Campaign 2016: Lessons Learned 

It's Election Day as I write this. If the polls are to be believed, the cover of this issue would have Hillary Clinton on it, but we won't make that decision until late Tuesday night, or maybe even Wednesday morning, after this column has gone to press. Nevertheless, as I look back at this extraordinary campaign year, I think there are several lessons we can take away.

Lesson one: The primary system is irrevocably broken, beginning with the ridiculous tradition of starting the campaign with the Iowa caucuses, where mostly white voters in a small, mostly white state meet in living rooms and gymnasiums to vote on a slate of five to 17 candidates. The winners of this silliness are declared "front-runners." Then the whole bunch moves on to another tiny, mostly white state — New Hampshire — and plays out the game again. This process is in no way reflective of the will of the majority of voters in either party. This is how you get a Donald Trump.

I've written about this before, but my solution would be to have four primary election dates, one for each time zone, maybe two weeks apart. Candidates could campaign in the east for a few weeks, then move on to the midwest, etc. Scramble the order of the time zones every four years. Make the primaries reflective of the will of a broad majority of the two parties' voters, not the passions of a motivated fringe element in a single state.

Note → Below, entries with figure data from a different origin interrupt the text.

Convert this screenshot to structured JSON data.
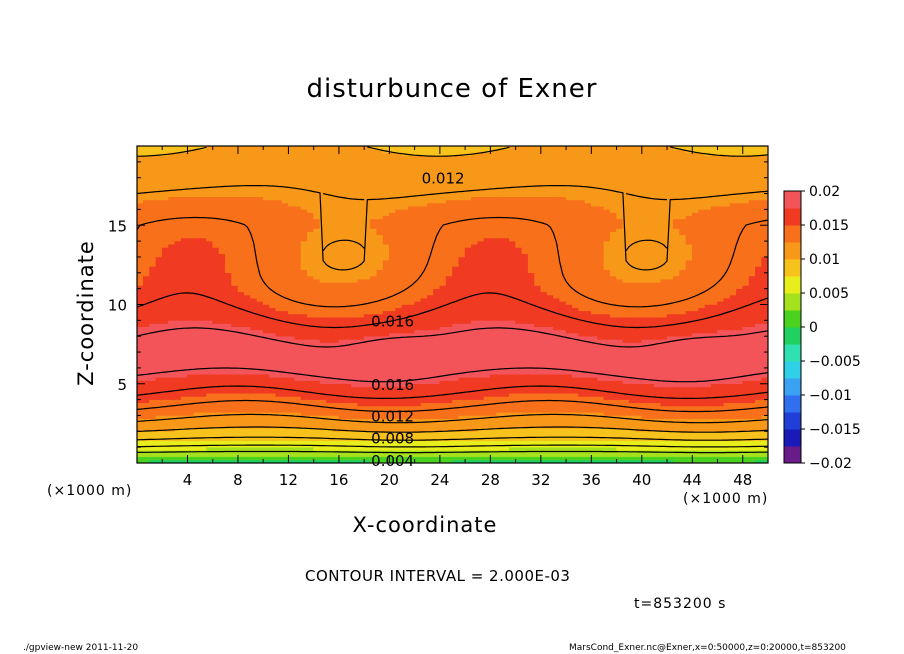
{
  "chart_data": {
    "type": "heatmap",
    "title": "disturbunce of Exner",
    "xlabel": "X-coordinate",
    "ylabel": "Z-coordinate",
    "x_unit_label": "(×1000 m)",
    "xlim": [
      0,
      50
    ],
    "ylim": [
      0,
      20
    ],
    "x_ticks": [
      4,
      8,
      12,
      16,
      20,
      24,
      28,
      32,
      36,
      40,
      44,
      48
    ],
    "y_ticks": [
      5,
      10,
      15
    ],
    "colorbar": {
      "range": [
        -0.02,
        0.02
      ],
      "tick_labels": [
        "0.02",
        "0.015",
        "0.01",
        "0.005",
        "0",
        "−0.005",
        "−0.01",
        "−0.015",
        "−0.02"
      ],
      "tick_values": [
        0.02,
        0.015,
        0.01,
        0.005,
        0,
        -0.005,
        -0.01,
        -0.015,
        -0.02
      ]
    },
    "contour_interval_label": "CONTOUR INTERVAL = 2.000E-03",
    "contour_labels": [
      {
        "text": "0.012",
        "x": 22,
        "z": 18.0
      },
      {
        "text": "0.016",
        "x": 18,
        "z": 9.0
      },
      {
        "text": "0.016",
        "x": 18,
        "z": 5.0
      },
      {
        "text": "0.012",
        "x": 18,
        "z": 3.0
      },
      {
        "text": "0.008",
        "x": 18,
        "z": 1.6
      },
      {
        "text": "0.004",
        "x": 18,
        "z": 0.2
      }
    ],
    "time_label": "t=853200 s",
    "field_description_values": {
      "max_approx": 0.0195,
      "min_approx": 0.002,
      "high_cores": [
        {
          "x": 20,
          "z": 6.8
        },
        {
          "x": 44,
          "z": 6.8
        }
      ]
    }
  },
  "footer": {
    "left": "./gpview-new   2011-11-20",
    "right": "MarsCond_Exner.nc@Exner,x=0:50000,z=0:20000,t=853200"
  },
  "colors": {
    "background": "#ffffff",
    "axis": "#000000",
    "contour_line": "#000000"
  }
}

Second, the media are suckers for an outrageous candidate. Donald Trump showed future candidates how to game the press, especially network and cable television. He spent nothing on advertising but received millions of dollars worth of publicity and air time merely by being willing to say anything. Once the national media learned that Trump coverage meant higher ratings clicks, the process accelerated and fed upon itself. Higher ratings and more website clicks mean more revenue. Trump was a profit driver for Big Media.

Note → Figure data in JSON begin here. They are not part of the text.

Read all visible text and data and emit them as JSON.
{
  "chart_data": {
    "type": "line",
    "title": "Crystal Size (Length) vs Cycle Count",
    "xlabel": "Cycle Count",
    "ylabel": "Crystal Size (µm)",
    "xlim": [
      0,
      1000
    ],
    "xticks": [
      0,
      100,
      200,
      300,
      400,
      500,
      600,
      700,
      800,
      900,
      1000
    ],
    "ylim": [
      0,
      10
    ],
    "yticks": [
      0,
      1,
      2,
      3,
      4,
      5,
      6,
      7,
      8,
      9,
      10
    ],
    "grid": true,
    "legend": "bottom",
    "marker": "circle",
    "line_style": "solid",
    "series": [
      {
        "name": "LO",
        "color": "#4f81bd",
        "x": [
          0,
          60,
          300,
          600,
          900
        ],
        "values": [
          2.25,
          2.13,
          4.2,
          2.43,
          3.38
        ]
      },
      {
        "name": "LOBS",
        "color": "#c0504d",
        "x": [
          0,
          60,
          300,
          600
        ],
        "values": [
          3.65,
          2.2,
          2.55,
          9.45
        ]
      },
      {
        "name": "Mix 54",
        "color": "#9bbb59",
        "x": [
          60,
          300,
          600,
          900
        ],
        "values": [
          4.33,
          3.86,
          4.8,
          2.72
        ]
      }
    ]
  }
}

Third, fact-checkers are pretty much irrelevant. People will believe what they want to believe, regardless of any evidence to the contrary. One national newspaper reporter kept a daily post of "false things Donald Trump said today." Most days, it was well over 50. It didn't matter.

On the final day of the campaign, Trump told a rally audience that he'd once won "Michigan's Man of the Year" award. Journalists were unable to find any record that such an award existed, much less that Trump won it. The lie wasn't even mentioned on the national news that evening.

Fourth, we learned which Republicans have integrity, which ones are craven sellouts, and which ones don't have the courage to be either. Lindsey Graham, John Kasich, Jeb Bush, and many other Republicans were notable for their refusal to support their party's horrible candidate. Paul Ryan, John McCain, Marco Rubio, Ted Cruz, Chris Christie, and others were notable for their weakness, endorsing a man who had viciously and recklessly insulted them and/or their families. Worst of all were those Republicans who refused to endorse or not endorse, those who kept quiet the entire campaign, hoping we wouldn't notice. Lamar Alexander and Bob Corker, I'm talking to you. I hope Tennessee voters remember what cowards you were during this pivotal election.

And finally, if against all predictions, Donald Trump wins the presidency, we will have learned that the polling industry is now utterly worthless, and, more importantly, that America has truly lost its mind, its heart, and its soul.